Jesus Cristo escolheu doze apóstolos, instituiu Pedro como seu sucessor e, na Santa Ceia, viu um deles, Judas Iscariotes sair do grupo para traí-lo. Mas na tradição judaica, doze é um número importante pois são doze tribos de Israel, doze representa todos os povos, toda nação. Percebendo que Cristo Ressuscitado deveria ser anunciado a todos, São Pedro decide que era necessário fazer algo a respeito.

Segundo o Atos dos Apóstolods (1,20-26), em um encontro de todo grupo, seriam cerca de 120 pessoas, Pedro anuncia que é necessário escolher um entre eles para ser o décimo segundo apóstolo. Dois nomes foram sugeridos: José, o Justo; e Matias. Ambos haviam acompanhado Jesus, aparentemente desde o batizado de Jesus Cristo, embora as referências bíblicas não sejam afirmativas. São Clemente de Alexandria, confirmado por São Jerônimo, assegura que Matias era um dos setenta e dois discípulos enviados a anunciar dois a dois por todo Israel.

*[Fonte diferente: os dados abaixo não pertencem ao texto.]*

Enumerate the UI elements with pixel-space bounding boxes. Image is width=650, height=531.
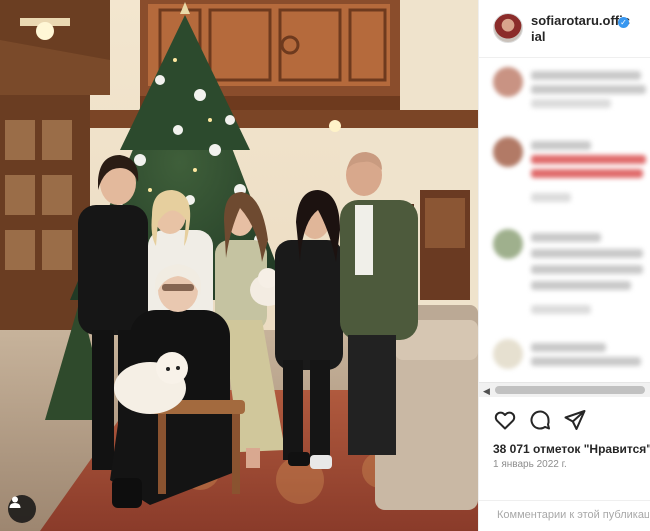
person-tag-icon [9,496,21,508]
comment-avatar [493,339,523,369]
scrollbar-thumb[interactable] [495,386,645,394]
add-comment-bar [479,500,650,531]
comment-text-blurred [531,281,631,290]
horizontal-scrollbar[interactable]: ◀ [479,382,650,397]
likes-count[interactable]: 38 071 отметок "Нравится" [493,442,650,456]
comment-text-blurred [531,169,643,178]
comment-text-blurred [531,233,601,242]
paper-plane-icon[interactable] [563,408,587,432]
post-date: 1 январь 2022 г. [493,459,567,470]
scroll-left-icon[interactable]: ◀ [483,386,490,397]
comment-text-blurred [531,85,646,94]
family-photo-illustration [0,0,478,531]
comment-text-blurred [531,357,641,366]
comment-avatar [493,67,523,97]
heart-icon[interactable] [493,408,517,432]
tag-people-button[interactable] [8,495,36,523]
comment-text-blurred [531,193,571,202]
comment-text-blurred [531,141,591,150]
comment-bubble-icon[interactable] [528,408,552,432]
comment-text-blurred [531,71,641,80]
comment-text-blurred [531,249,643,258]
comment-avatar [493,229,523,259]
comment-text-blurred [531,343,606,352]
post-header: sofiarotaru.official ✓ [479,0,650,58]
author-avatar[interactable] [493,13,523,43]
comment-text-blurred [531,155,646,164]
check-badge-icon: ✓ [618,17,629,28]
post-photo[interactable] [0,0,478,531]
comment-avatar [493,137,523,167]
comment-text-blurred [531,99,611,108]
post-sidebar: sofiarotaru.official ✓ ◀ 38 071 отметок … [478,0,650,531]
comment-text-blurred [531,265,643,274]
comments-list[interactable] [479,59,650,385]
comment-text-blurred [531,305,591,314]
likes-number: 38 071 [493,442,530,456]
comment-input[interactable] [497,509,649,521]
author-username[interactable]: sofiarotaru.official [531,13,633,45]
likes-label: отметок "Нравится" [533,442,650,456]
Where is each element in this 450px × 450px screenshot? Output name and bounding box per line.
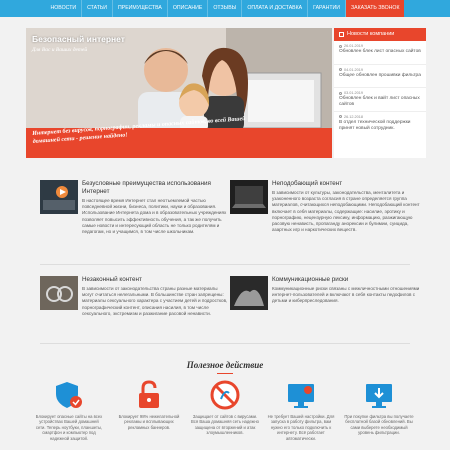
card-image-keyboard — [40, 180, 78, 214]
benefit-item: При покупке фильтра вы получаете бесплат… — [344, 380, 414, 436]
feature-card-communication: Коммуникационные риски Коммуникационные … — [230, 276, 420, 371]
nav-advantages[interactable]: ПРЕИМУЩЕСТВА — [113, 0, 168, 17]
feature-card-advantages: Безусловные преимущества использования И… — [40, 180, 230, 275]
padlock-icon — [139, 380, 159, 408]
feature-card-inappropriate: Неподобающий контент В зависимости от ку… — [230, 180, 420, 275]
benefit-text: Блокирует опасные сайты на всех устройст… — [35, 414, 103, 441]
nav-guarantees[interactable]: ГАРАНТИИ — [308, 0, 346, 17]
clock-icon — [339, 115, 342, 118]
hero-subtitle: Для Вас и Ваших детей — [32, 47, 88, 53]
news-date: 26.01.2019 — [339, 44, 421, 48]
divider — [40, 343, 410, 344]
useful-action-heading: Полезное действие — [186, 360, 264, 370]
clock-icon — [339, 68, 342, 71]
news-link[interactable]: Общее обновлен прошивки фильтра — [339, 73, 421, 79]
hero-slider[interactable]: Безопасный интернет Для Вас и Ваших дете… — [26, 28, 332, 158]
monitor-settings-icon — [288, 384, 314, 408]
card-text: В зависимости от законодательства страны… — [82, 286, 228, 316]
clock-icon — [339, 91, 342, 95]
card-text: Коммуникационные риски связаны с межличн… — [272, 286, 420, 304]
news-link[interactable]: В отдел технической поддержки принят нов… — [339, 120, 421, 132]
divider — [40, 264, 410, 265]
nav-reviews[interactable]: ОТЗЫВЫ — [208, 0, 243, 17]
news-date: 03.01.2019 — [339, 91, 421, 95]
news-date: 26.12.2018 — [339, 115, 421, 119]
card-text: В настоящее время Интернет стал неотъемл… — [82, 198, 227, 235]
benefit-item: Не требует Вашей настройки. Для запуска … — [266, 380, 336, 441]
benefit-text: При покупке фильтра вы получаете бесплат… — [344, 414, 414, 436]
shield-check-icon — [56, 382, 82, 408]
news-header-label: Новости компании — [347, 31, 395, 37]
card-image-hands — [230, 276, 268, 310]
card-text: В зависимости от культуры, законодательс… — [272, 190, 420, 233]
news-item[interactable]: 26.01.2019 Обновлен блек лист опасных са… — [334, 41, 426, 65]
benefit-text: Не требует Вашей настройки. Для запуска … — [267, 414, 335, 441]
news-item[interactable]: 03.01.2019 Обновлен блек и вайт лист опа… — [334, 88, 426, 112]
benefit-item: Блокирует 98% нежелательной рекламы и вс… — [114, 380, 184, 430]
card-title: Коммуникационные риски — [272, 276, 349, 283]
benefit-item: Защищает от сайтов с вирусами. Вся Ваша … — [190, 380, 260, 436]
card-title: Незаконный контент — [82, 276, 142, 283]
benefit-item: Блокирует опасные сайты на всех устройст… — [34, 380, 104, 441]
news-item[interactable]: 26.12.2018 В отдел технической поддержки… — [334, 112, 426, 136]
top-navigation: НОВОСТИ СТАТЬИ ПРЕИМУЩЕСТВА ОПИСАНИЕ ОТЗ… — [0, 0, 450, 17]
news-link[interactable]: Обновлен блек лист опасных сайтов — [339, 49, 421, 55]
card-image-laptop — [230, 180, 268, 214]
hero-title: Безопасный интернет — [32, 34, 125, 44]
card-image-handcuffs — [40, 276, 78, 310]
monitor-download-icon — [366, 384, 392, 408]
news-icon — [339, 32, 344, 37]
nav-description[interactable]: ОПИСАНИЕ — [168, 0, 209, 17]
heading-underline — [217, 373, 233, 374]
card-title: Неподобающий контент — [272, 180, 343, 187]
card-title: Безусловные преимущества использования И… — [82, 180, 211, 195]
nav-news[interactable]: НОВОСТИ — [46, 0, 83, 17]
benefit-text: Защищает от сайтов с вирусами. Вся Ваша … — [191, 414, 259, 436]
nav-payment-delivery[interactable]: ОПЛАТА И ДОСТАВКА — [242, 0, 309, 17]
news-date: 04.01.2019 — [339, 68, 421, 72]
company-news-panel: Новости компании 26.01.2019 Обновлен бле… — [334, 28, 426, 158]
benefit-text: Блокирует 98% нежелательной рекламы и вс… — [118, 414, 180, 430]
nav-articles[interactable]: СТАТЬИ — [82, 0, 114, 17]
order-call-button[interactable]: ЗАКАЗАТЬ ЗВОНОК — [346, 0, 405, 17]
no-entry-icon — [210, 380, 240, 410]
news-header: Новости компании — [334, 28, 426, 41]
news-link[interactable]: Обновлен блек и вайт лист опасных сайтов — [339, 96, 421, 108]
clock-icon — [339, 44, 342, 48]
feature-card-illegal: Незаконный контент В зависимости от зако… — [40, 276, 230, 371]
news-item[interactable]: 04.01.2019 Общее обновлен прошивки фильт… — [334, 65, 426, 88]
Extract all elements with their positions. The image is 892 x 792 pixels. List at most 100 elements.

São Pedro pede a todos que rezem para que Deus indique o mais adequado para a missão e organiza um sorteio, sendo Matias o escolhido. Por que o sorteio? Quando dois homens eram igualmente justos, não sendo possível decidir qual era o melhor, a sorte era lançada seguindo as leis judaicas. A alternativa seria esperar alguma intervenção visível de Deus, um milagre ou aparição, mas isto seria tentar a Deus, pois apenas a Deus cabe a iniciativa de se comunicar diretamente com os homens. Também não seria aceitável que cada um apresentasse sua candidatura e fosse feita uma eleição, isto daria espaço às vaidades humanas e ao pecado.

São Matias teria percorrido partes da atual da Turquia,
Geórgia, Azerbaijão e Irã, uma área que na época não era
controlada pelo Império Romano.
São Matias Apóstolo estava presente em Pentecostes, tendo recebido o Espírito Santo junto com os demais. Consta que tinha zelo especial por obras de mortificação da carne para resistir às tentações humanas. Quando todos se dispersaram para anunciar o Evangelho, Matias seguiu em direção norte, indo pregar na Capadócia e litoral do Mar Cáspio e residindo no porto de Issus, no Rio Fasis, entre um povo conhecido pela violência, a quem os romanos chamavam de "cidade dos canibais". São Clemente de Alexandria afirma que Matias foi martirizado em Colquis, cerca do ano 80, numa área conhecida por Etiópia, próxima aos Montes Arais (longe, portanto, do atual país da Etiópia, que é na África). 

Na fortaleza romana de Gonio, atual Geórgia, há uma inscrição indicando que o apóstolo foi enterrado naquele local. Em outra tradição, Santa Helena teria levado os restos mortais para Tréveris, Itália; e nas igrejas de Santa Maria Maior (Roma), Santa Justina (em Pádua, Itália) e São Pedro (Lima, Peru) há relíquias legítimas do apóstolo. Sua festa litúrgica na Igreja Católica é 14 de Maio, na Igreja Anglicana é 24 de Fevereiro.